An investigation on hydrogen storage kinetics of nanocrystalline and amorphous Mg_2Ni_(1-x)Co_x (x = 0-0.4) alloy prepared by melt spinning

摘要

In order to improve the hydrogen storage kinetics of the Mg_2Ni-type alloys, Ni in the alloy was partially substituted by element Co, and melt-spinning technology was used for the preparation of the Mg_2Ni_(1-x)Cox (x = 0,0.1, 0.2, 0.3, 0.4) hydrogen storage alloys. The structures of the as-cast and spun alloys are characterized by XRD, SEM and TEM. The hydrogen absorption and desorption kinetics of the alloys were measured by an automatically controlled Sieverts apparatus. The electrochemical hydrogen storage kinetics of the as-spun alloys is tested by an automatic galvanostatic system. The hydrogen diffusion coefficients in the alloys are calculated by virtue of potential-step method. The electrochemical impedance spectrums (EIS) and the Tafel polarization curves are plotted by an electrochemical workstation.
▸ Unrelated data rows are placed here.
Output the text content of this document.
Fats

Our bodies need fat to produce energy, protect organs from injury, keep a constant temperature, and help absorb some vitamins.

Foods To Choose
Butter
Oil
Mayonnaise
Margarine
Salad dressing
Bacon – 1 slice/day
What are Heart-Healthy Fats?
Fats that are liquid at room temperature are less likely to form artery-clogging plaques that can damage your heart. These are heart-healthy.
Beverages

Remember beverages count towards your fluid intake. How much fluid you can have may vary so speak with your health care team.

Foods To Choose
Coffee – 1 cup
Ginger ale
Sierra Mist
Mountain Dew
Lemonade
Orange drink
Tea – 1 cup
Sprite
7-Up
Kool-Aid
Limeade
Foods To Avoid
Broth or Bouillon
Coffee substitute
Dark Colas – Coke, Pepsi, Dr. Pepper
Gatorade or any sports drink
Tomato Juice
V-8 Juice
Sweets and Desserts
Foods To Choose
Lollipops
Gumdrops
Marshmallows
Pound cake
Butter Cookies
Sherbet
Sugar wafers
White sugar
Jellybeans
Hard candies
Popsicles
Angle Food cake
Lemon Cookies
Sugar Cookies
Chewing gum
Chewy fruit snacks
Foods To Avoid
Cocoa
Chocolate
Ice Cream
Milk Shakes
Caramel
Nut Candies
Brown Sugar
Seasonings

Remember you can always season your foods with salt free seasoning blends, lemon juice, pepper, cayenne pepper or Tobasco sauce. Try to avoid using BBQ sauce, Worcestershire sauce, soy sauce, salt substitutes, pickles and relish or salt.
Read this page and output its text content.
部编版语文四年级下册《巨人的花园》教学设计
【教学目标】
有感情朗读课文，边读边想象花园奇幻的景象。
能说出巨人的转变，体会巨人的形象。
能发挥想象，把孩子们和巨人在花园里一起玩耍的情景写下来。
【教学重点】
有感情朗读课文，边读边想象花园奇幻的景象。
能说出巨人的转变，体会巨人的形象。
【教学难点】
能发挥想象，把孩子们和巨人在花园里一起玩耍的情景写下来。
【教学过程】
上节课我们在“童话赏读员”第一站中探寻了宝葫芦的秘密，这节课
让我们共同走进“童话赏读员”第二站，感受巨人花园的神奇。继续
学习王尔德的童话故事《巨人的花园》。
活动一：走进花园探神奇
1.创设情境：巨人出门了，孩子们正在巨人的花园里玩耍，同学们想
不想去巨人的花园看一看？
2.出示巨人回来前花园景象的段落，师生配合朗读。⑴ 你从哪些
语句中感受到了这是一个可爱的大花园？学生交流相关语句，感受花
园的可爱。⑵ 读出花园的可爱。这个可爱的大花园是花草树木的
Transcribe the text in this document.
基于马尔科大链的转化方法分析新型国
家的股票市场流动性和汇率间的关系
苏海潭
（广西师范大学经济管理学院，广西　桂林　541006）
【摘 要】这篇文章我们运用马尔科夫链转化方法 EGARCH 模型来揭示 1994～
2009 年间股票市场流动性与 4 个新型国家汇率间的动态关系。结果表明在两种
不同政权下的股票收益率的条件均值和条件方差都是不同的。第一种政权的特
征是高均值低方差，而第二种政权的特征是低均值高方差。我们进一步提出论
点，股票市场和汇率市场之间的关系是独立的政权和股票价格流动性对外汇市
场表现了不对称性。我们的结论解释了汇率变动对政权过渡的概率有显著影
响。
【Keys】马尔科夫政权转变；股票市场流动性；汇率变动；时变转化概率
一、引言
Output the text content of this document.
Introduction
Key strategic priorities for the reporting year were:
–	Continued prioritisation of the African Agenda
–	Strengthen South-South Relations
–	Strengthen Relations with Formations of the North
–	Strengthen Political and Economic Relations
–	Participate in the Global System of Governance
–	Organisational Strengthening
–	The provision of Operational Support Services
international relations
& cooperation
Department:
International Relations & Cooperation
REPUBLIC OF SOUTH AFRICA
The results show that the substitution of Co for Ni notably enhances the glass forming ability of the Mg_2Ni-type alloy. Furthermore, the substitution of Co for Ni, instead of changing major phase Mg_2Ni, leads to forming secondary phases MgCo_2 and Mg. Both the melt spinning treatment and Co substitution significantly improve the hydrogen absorption and desorption kinetics. The high rate discharge ability, the hydrogen diffusion coefficient and the limiting current density of the alloys significantly increase with raising both the spinning rate and the amount of Co substitution.